China’s mega banks see profit growth topping 5% on lending

 

Bloomberg

China’s largest state-owned banks reported profit growth of at least 5% in the first quarter, fuelled by increased lending and improved asset quality before a Covid-19 outbreak triggered broad lockdowns and pummeled the economy.
Industrial & Commercial Bank of China Ltd (ICBC) said net income rose 5.7% to 90.63 billion yuan ($13.8 billion) in three months ended March 31 while China Construction Bank Corp, Agricultural Bank of China Ltd and Bank of China Ltd posted increases of 6.8%, 7.4% and 7%, respectively, according to exchange filings.
After recording the fastest profit expansion in nearly a decade last year, Chinese banks face an increasingly challenging 2022 as the government pressures them to help stabilise the economy at the cost of earnings. China’s growth outlook has deteriorated in recent weeks as draconian Covid restrictions have brought its urban areas, including the nation’s financial hub of Shanghai, close to a standstill.
Investors are on edge as the government has expanded Covid-19 testing to most of the capital city of Beijing, sparking fears about an unprecedented lockdown in the city of 22 million.

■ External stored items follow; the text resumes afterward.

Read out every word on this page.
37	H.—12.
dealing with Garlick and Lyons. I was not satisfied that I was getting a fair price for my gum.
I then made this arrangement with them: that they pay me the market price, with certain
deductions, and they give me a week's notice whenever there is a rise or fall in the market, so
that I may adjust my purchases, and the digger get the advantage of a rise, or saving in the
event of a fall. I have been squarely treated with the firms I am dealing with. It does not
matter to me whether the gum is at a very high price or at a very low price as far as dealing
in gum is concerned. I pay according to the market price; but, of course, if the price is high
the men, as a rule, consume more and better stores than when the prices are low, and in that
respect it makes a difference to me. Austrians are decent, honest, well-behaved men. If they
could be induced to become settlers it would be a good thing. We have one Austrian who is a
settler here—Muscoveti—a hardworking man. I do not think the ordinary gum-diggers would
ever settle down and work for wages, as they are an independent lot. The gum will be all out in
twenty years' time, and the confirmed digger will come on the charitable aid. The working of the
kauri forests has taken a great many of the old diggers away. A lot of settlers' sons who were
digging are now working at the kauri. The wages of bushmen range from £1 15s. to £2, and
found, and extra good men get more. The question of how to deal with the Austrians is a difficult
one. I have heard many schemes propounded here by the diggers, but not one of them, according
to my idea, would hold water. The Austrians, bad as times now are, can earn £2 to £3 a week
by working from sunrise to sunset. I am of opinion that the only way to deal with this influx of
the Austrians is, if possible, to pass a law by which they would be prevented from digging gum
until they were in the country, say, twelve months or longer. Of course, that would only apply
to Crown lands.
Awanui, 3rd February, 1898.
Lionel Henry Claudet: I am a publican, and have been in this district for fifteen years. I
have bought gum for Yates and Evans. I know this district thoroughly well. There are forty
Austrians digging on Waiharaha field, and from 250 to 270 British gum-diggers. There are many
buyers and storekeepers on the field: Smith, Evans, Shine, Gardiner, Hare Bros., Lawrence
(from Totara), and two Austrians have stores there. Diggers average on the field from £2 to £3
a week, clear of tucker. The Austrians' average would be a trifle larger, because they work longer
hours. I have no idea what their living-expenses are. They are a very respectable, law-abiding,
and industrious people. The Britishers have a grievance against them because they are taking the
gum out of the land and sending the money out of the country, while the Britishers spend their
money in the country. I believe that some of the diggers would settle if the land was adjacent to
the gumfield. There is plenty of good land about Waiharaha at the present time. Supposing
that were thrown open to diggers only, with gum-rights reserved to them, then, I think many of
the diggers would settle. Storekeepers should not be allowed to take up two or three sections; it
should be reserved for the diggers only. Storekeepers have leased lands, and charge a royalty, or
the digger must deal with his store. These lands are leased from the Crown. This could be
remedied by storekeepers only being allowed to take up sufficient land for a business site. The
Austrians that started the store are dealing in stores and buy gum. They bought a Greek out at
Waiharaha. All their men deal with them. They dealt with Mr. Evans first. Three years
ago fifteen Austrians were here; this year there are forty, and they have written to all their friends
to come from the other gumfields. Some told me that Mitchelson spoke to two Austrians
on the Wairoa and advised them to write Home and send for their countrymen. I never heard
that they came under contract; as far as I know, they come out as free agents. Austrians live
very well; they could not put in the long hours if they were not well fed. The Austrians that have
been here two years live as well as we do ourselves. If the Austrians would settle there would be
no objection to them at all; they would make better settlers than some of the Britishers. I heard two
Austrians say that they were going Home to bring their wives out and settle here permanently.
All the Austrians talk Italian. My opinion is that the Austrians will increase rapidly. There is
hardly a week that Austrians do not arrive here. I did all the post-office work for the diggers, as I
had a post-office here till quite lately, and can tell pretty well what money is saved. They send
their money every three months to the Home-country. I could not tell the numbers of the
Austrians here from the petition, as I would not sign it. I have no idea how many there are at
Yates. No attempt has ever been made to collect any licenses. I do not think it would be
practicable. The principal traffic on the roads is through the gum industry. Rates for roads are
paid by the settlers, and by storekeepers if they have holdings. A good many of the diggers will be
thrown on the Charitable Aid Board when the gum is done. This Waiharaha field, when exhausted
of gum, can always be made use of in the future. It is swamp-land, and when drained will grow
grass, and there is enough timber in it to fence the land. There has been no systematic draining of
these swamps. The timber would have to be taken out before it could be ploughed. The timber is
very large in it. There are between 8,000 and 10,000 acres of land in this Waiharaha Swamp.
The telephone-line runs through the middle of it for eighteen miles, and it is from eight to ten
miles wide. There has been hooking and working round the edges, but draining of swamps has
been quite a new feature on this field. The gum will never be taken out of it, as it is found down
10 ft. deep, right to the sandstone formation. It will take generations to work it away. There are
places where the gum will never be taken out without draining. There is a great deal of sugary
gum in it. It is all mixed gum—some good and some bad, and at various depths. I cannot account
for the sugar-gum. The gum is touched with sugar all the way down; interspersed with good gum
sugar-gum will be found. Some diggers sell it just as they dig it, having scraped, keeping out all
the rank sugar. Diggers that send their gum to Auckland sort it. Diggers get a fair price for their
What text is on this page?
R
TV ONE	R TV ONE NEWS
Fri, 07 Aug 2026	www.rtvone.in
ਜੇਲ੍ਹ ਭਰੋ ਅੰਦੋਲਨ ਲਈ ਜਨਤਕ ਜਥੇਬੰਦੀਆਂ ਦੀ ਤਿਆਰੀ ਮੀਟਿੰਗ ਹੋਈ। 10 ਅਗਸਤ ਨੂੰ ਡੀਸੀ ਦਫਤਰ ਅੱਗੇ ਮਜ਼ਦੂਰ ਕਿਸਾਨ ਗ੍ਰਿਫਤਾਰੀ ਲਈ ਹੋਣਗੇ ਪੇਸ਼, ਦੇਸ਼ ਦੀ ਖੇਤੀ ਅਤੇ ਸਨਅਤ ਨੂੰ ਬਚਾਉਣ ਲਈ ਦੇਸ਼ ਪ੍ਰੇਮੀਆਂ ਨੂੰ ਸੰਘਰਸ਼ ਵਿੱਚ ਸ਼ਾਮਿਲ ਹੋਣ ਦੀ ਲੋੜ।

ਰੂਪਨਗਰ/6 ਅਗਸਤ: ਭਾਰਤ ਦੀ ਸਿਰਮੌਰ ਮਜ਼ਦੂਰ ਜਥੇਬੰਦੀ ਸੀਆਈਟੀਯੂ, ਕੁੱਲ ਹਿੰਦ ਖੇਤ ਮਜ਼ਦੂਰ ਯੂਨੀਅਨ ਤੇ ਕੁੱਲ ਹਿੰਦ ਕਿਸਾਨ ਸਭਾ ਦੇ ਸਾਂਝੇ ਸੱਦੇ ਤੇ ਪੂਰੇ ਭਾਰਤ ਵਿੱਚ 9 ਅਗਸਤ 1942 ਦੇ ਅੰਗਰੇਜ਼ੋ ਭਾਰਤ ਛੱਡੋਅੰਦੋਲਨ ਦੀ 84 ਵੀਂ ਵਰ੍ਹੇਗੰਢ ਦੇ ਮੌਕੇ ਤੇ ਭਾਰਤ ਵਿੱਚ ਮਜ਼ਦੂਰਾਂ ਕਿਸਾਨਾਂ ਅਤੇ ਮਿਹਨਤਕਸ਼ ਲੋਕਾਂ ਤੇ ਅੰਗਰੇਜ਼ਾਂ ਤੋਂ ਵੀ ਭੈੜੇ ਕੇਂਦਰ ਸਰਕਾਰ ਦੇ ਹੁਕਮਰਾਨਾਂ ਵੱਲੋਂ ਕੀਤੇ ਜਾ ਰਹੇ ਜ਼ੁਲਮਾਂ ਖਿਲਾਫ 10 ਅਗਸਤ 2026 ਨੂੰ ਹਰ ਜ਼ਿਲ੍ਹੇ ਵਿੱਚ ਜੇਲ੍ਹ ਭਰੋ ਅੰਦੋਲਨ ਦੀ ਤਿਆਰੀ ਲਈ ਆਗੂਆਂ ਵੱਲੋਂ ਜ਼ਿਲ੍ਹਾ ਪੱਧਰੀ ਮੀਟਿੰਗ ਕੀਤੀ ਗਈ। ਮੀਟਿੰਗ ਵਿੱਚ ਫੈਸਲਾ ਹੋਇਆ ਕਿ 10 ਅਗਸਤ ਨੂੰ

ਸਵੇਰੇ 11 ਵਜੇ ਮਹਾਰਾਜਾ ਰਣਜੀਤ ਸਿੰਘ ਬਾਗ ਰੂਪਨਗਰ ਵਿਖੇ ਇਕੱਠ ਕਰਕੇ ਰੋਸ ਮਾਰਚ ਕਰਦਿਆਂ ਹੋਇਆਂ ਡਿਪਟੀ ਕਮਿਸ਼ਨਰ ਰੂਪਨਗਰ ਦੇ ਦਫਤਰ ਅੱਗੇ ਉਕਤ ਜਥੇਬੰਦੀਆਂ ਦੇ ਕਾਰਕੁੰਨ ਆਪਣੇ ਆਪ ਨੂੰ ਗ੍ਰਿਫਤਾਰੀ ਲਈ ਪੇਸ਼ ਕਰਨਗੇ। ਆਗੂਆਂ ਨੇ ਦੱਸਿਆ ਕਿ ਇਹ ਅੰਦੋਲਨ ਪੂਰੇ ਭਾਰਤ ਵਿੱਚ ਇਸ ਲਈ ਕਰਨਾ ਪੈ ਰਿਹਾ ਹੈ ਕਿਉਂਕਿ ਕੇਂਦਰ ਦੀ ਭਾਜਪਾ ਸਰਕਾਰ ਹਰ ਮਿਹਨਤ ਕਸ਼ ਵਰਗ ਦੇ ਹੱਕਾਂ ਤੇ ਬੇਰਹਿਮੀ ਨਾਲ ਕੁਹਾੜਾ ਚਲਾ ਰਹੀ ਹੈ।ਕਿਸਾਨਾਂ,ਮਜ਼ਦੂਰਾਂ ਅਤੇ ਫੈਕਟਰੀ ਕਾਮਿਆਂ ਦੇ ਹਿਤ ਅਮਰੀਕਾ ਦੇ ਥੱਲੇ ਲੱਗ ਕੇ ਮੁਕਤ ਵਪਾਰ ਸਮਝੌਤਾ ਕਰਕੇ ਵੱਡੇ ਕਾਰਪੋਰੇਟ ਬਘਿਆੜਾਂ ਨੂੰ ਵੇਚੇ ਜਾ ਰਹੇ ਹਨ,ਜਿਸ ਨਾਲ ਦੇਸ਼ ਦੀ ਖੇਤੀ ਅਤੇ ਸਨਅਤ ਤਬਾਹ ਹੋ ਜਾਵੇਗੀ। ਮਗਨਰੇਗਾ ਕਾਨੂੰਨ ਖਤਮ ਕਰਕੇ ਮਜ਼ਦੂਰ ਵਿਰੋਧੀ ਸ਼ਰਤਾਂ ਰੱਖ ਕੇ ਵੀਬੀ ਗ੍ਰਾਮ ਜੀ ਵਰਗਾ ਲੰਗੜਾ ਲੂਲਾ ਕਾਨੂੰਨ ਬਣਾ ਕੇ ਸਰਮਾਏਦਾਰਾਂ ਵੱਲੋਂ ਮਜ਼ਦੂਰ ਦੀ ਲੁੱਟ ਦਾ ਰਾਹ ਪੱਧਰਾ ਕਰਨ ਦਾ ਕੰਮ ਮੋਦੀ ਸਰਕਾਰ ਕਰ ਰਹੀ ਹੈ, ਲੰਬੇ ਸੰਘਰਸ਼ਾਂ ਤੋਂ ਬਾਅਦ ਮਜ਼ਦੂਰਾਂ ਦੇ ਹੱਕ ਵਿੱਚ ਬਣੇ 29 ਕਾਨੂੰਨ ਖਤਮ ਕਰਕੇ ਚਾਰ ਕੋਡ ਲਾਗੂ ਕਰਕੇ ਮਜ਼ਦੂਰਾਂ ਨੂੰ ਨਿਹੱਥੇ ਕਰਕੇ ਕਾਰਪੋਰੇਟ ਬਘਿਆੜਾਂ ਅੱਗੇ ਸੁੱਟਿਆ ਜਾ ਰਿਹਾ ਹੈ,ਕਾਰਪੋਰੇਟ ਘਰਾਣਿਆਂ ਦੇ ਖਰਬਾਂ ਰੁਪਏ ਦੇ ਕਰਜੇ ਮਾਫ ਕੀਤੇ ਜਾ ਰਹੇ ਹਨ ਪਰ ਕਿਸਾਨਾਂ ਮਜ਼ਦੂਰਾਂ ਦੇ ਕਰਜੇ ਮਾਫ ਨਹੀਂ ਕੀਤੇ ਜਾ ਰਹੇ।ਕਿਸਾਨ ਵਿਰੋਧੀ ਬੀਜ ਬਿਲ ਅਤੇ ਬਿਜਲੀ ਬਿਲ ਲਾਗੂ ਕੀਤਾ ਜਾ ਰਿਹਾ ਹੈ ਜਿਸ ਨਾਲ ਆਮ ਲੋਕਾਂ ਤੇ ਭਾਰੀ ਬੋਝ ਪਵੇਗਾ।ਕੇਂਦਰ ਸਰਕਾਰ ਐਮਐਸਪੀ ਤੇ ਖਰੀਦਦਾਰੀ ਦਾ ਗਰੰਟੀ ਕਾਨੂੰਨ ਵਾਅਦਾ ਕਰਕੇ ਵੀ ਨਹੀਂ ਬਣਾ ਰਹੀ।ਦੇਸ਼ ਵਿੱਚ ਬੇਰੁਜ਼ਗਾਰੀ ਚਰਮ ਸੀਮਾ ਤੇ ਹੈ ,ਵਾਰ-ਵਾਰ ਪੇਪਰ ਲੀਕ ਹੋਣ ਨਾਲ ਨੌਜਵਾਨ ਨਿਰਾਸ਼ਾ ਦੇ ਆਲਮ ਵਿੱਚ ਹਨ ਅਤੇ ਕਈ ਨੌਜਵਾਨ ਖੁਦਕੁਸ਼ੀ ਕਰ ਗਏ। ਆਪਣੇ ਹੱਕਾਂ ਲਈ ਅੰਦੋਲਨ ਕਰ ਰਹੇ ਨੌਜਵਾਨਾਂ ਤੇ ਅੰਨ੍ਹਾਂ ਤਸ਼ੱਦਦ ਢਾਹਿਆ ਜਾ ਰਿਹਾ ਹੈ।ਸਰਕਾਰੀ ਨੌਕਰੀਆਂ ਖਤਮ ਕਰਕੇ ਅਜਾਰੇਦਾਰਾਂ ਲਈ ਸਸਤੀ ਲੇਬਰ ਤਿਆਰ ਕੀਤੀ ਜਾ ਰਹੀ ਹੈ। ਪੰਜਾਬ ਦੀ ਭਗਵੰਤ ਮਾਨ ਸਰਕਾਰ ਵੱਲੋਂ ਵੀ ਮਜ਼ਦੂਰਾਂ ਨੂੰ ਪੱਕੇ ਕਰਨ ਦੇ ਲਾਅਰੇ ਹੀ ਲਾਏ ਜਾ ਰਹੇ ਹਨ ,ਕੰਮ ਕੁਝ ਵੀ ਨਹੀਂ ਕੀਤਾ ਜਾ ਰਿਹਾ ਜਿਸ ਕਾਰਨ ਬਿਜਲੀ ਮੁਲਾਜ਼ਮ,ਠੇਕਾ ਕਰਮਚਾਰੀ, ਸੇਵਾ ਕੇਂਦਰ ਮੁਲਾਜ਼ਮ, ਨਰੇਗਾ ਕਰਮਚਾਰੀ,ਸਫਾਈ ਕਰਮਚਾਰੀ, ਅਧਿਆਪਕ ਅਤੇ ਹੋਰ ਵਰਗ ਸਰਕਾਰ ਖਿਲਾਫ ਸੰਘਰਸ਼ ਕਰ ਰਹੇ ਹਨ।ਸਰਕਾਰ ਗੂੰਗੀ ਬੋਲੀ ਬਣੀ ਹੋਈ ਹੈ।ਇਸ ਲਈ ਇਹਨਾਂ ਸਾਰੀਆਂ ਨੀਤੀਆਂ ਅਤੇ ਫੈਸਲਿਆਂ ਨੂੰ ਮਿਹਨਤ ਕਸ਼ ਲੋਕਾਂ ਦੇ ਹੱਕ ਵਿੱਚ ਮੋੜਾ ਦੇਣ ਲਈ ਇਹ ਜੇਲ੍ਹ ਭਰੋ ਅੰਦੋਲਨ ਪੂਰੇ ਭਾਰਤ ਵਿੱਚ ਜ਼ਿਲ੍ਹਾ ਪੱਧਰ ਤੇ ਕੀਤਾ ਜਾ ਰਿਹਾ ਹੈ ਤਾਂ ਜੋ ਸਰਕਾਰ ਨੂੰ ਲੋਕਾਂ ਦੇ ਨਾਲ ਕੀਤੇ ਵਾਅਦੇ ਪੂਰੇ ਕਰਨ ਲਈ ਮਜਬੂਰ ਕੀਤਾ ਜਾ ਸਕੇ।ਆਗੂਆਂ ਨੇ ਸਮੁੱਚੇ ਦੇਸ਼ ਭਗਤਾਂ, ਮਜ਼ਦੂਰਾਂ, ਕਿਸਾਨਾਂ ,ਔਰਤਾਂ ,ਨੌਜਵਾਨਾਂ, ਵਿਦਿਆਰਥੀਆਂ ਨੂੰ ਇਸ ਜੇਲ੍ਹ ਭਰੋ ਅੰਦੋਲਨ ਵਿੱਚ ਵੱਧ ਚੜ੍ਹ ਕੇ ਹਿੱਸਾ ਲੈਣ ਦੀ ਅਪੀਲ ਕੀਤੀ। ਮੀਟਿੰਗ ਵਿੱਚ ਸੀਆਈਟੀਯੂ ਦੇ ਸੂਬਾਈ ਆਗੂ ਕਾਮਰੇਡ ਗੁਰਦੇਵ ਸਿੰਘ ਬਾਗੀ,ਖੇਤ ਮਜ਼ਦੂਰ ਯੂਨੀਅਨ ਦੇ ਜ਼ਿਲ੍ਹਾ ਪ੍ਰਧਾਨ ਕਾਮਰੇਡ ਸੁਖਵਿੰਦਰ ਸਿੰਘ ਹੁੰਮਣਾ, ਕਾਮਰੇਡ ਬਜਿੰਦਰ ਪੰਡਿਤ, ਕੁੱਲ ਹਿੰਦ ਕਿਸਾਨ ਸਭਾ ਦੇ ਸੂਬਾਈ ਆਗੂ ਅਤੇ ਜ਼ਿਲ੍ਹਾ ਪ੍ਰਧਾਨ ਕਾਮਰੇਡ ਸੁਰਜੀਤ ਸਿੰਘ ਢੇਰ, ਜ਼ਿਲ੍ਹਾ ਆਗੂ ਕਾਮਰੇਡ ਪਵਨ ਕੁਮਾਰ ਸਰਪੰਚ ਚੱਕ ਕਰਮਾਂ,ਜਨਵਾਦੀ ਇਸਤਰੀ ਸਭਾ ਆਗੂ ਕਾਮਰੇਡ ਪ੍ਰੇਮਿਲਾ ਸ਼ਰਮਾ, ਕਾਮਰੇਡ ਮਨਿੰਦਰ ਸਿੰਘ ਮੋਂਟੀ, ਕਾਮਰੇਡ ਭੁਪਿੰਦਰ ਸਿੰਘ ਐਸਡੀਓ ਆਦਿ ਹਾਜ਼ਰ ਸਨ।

China’s adherence to Covid Zero is casting a pall over markets and the economy, with traders citing a change in that stance, not policy stimulus, as the key to turning around sentiment.
Economists now estimate China’s GDP growth to slow to 5% in 2022, below the government’s target of about 5.5%. Nomura Holdings Inc. analysts expect economic activity data to tumble in April and the risk of recession to rise in second quarter.
Although lenders had built stronger portfolio of loans, increased provisions against bad debt and lowered non-performing loan ratios in 2021, “Chinese banks may face a test on loan quality in the second quarter while they may boost volume growth to support the economy,” Bloomberg Intelligence analyst Francis Chan wrote in a April 22 note.
Banks advanced a record 8.3 trillion yuan of new loans in the first quarter, compared with 7.7 trillion yuan during the same period a year ago. However, banks are turning more cautious to lend in an increasingly risky environment, especially to the battered real estate sector.
UBS Group AG analysts led by May Yan expects high-risk property developers to continue drive new non-performing loans this year, as bad-debt recognition at banks still appears far behind their estimate that exposure to weak firms accounted for 7% of total developer loans.
China Merchants Bank Co. reported last week that its non-performing ratio of real estate loans rose to 2.57% as of March, up 1.18 percentage points from the end of 2021.
Even before the restrictions, bank executives already pointed to the challenges posed this year from slowing domestic demand, rising pressure on net interest margin and geopolitical risks from Russia’s invasion of Ukraine. The nation’s five mega banks this week cut rates on some customer deposits, which will help keep their margins stable when banks are urged to boost cheap lending to small businesses.